We cruised the green water, stopping at beach after beach and entering a hidden sea cave for a few hours, tiring us out, passing through the Mad Mile (named for the strong currents that didn't affect us too much), Astrolab Roadstead and other parts on the way back to Marahau and the start of the park. The day passed by quickly as our eyes were transfixed on the incredible scenery both on land and in the water around us, and our guide told us some stories of the park, its inception, flora and fauna and other random facts. This was also his last day as a guide, so we tried to make it memorable for him by unintentionally ramming his boat a few times and a few other annoying things. Amazingly, he was sick of his job in paradise, which points to Brian Tschida's theory of not working in an industry you love, as even the best jobs can become tiring and old, thus ruining that aspect of your life, though I think his level of dissatisfaction kayaking through the blue-green water of the park, alongside the golden beaches and thick forest, along with the occasional seal following nearby isn't quite the corporate burnout that people associate with being tired of one's job, so he doesn't get too much sympathy.
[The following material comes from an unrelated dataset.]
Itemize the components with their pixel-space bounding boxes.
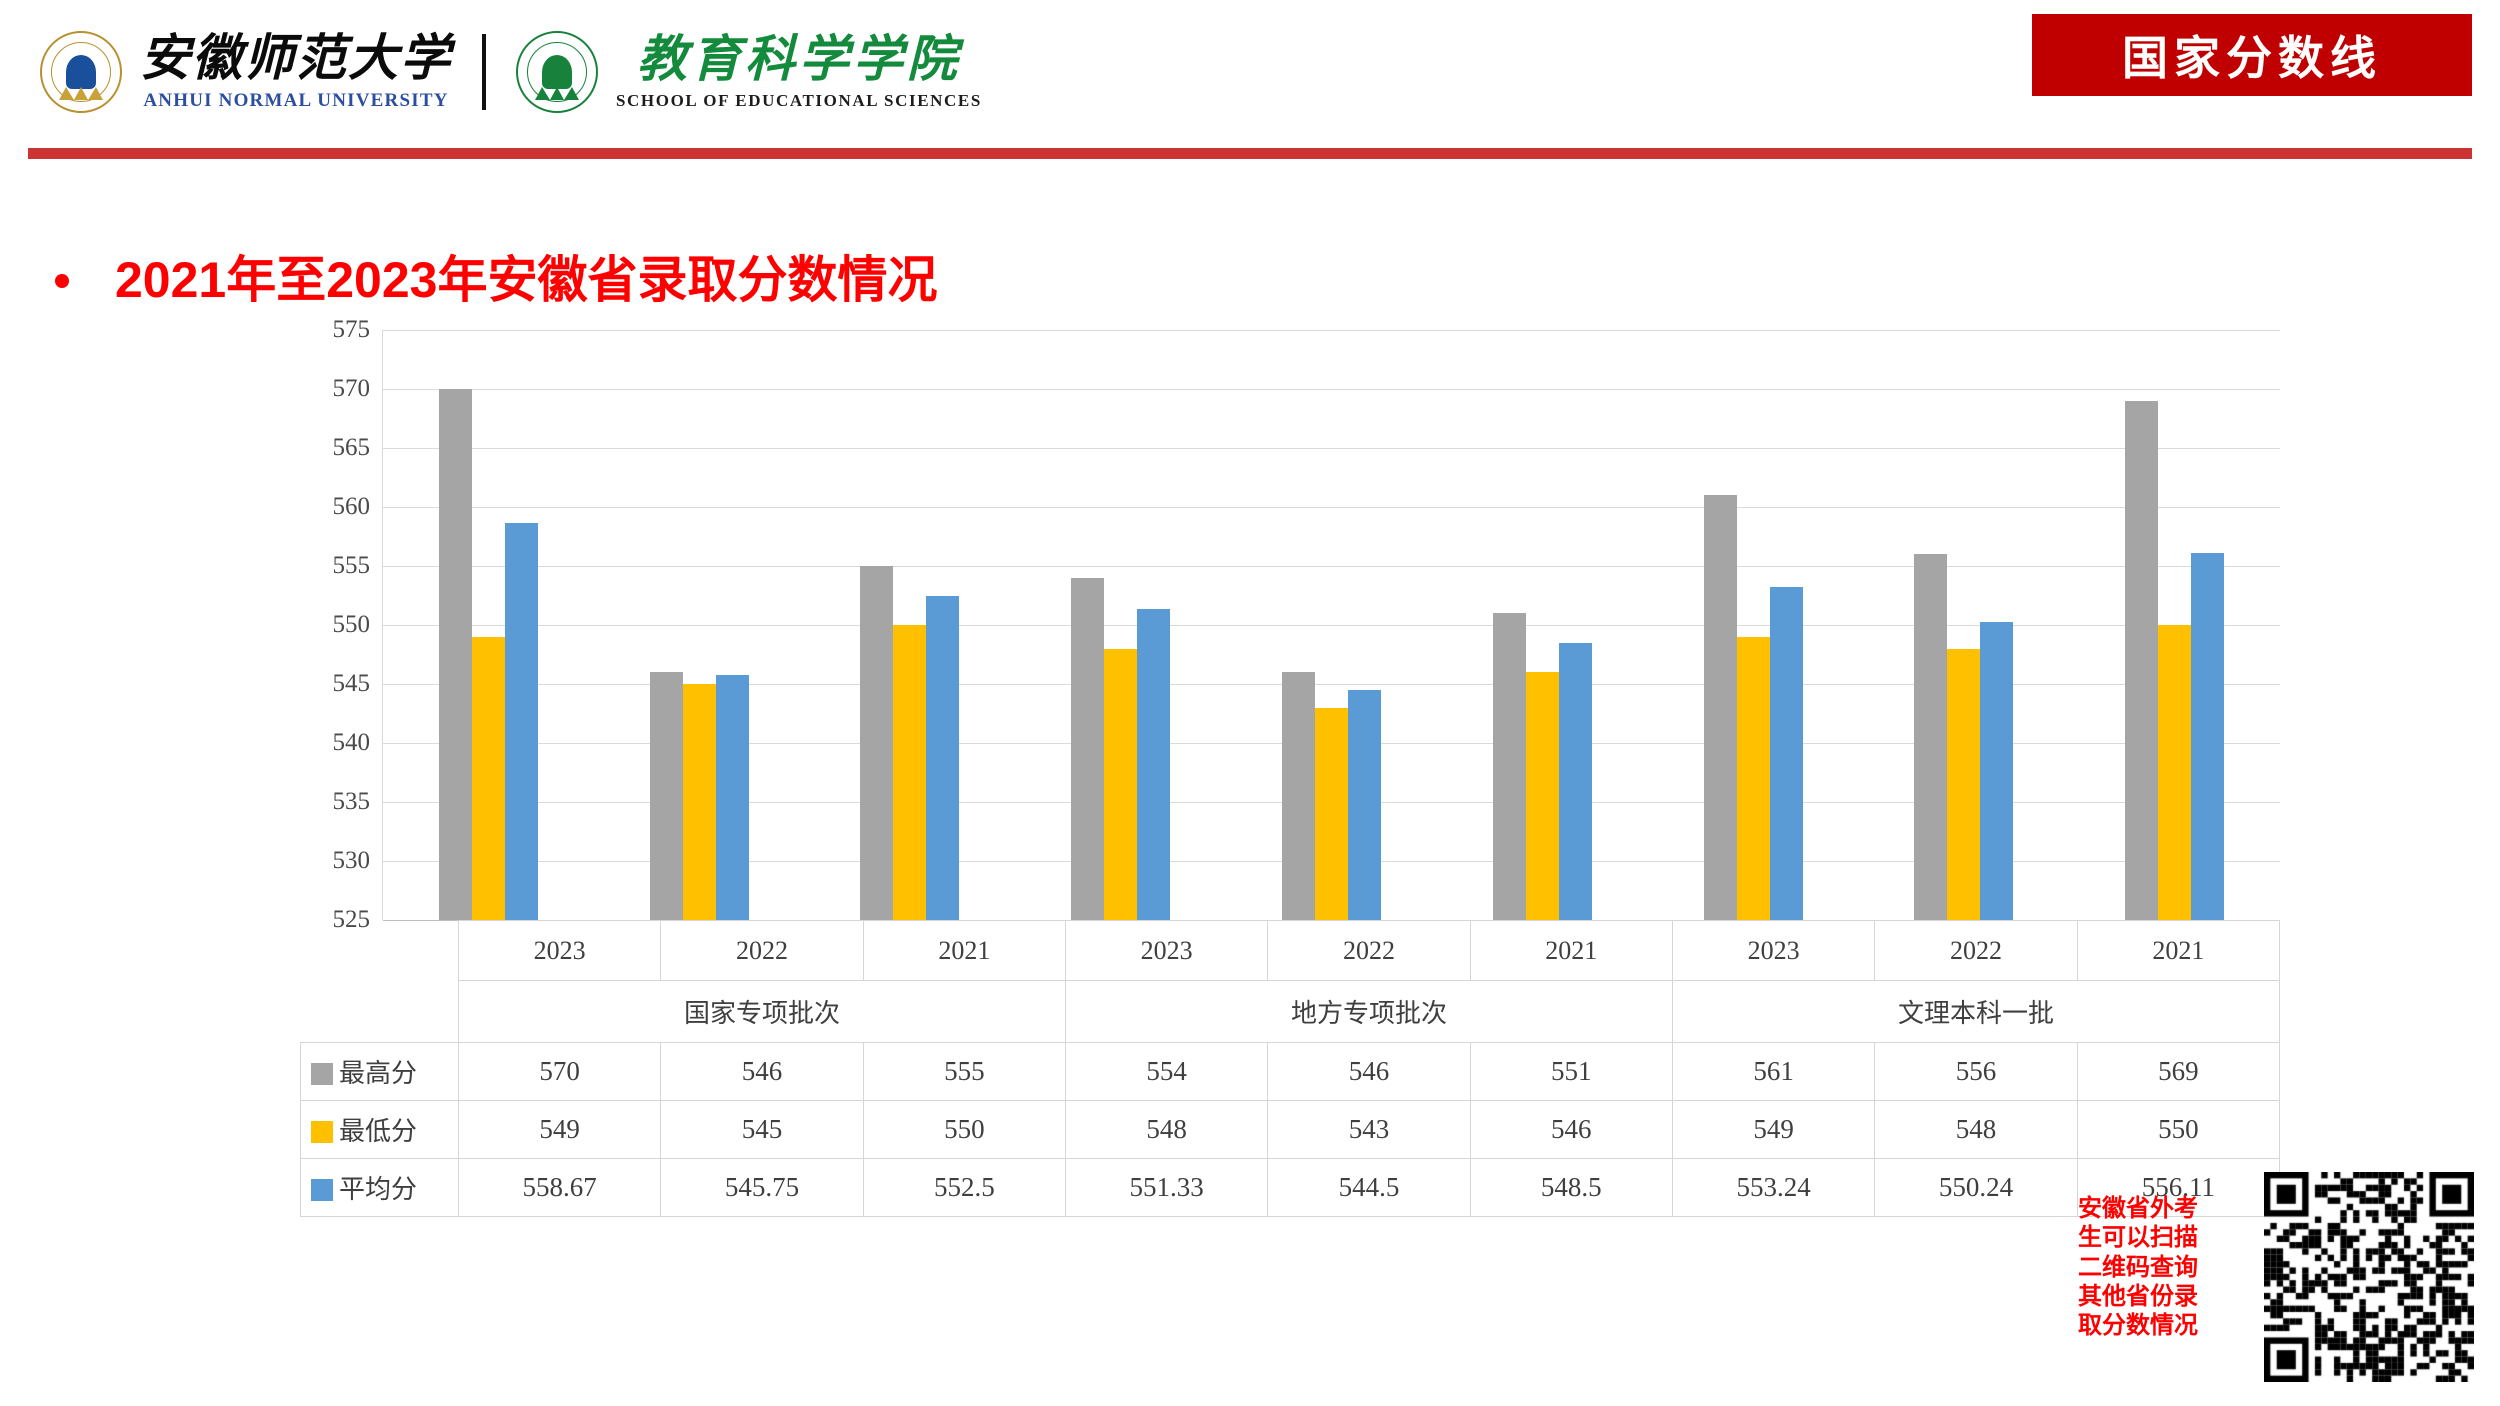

On a positive note, he said that Americans are actually the only nationality with which he hasn't had a bad experience, so well done USA! On our way back to being loved by the world...

The day ended with us pulling back into the harbor after about 6 hours on the water, boarding the bus and coming back into town. I treated myself to a nice Thai noodle dish at the local restaurant and decided to make it really spicy, as I continued to add more and more pepper seeds before actually tasting it. It was quite spicy, but good, and of course I had to go get a double scoop of ice cream to cool down, along with some sour worms for post dessert...not a bad combo. Soon, I'll be heading back to the North Island and hoping to sell Willy, so we'll see how that works out.

(The first golden beach at Totaranui)

(Amazing water at Totaranui)

(One of the tantalizing views of my hike with the beaches and water through the trees)

(The trail moved along the beach at Anchorage, one of the popular stops)

(An aerial view of Anchorage, taking the high tide route around the estuary)

(The other kayaks at the beach of Bark Bay, where I slept for the night)

(The glassy water, Pinnacle Rock, and our guide in his kayak)

(Te Pukatea beach from the Pitt Head lookout, showing off the beautiful water and beaches)

1 comments:

David Boy said...

Impressive - 15 miles in one day, and then only having an apple, orange and trailmix for dinner.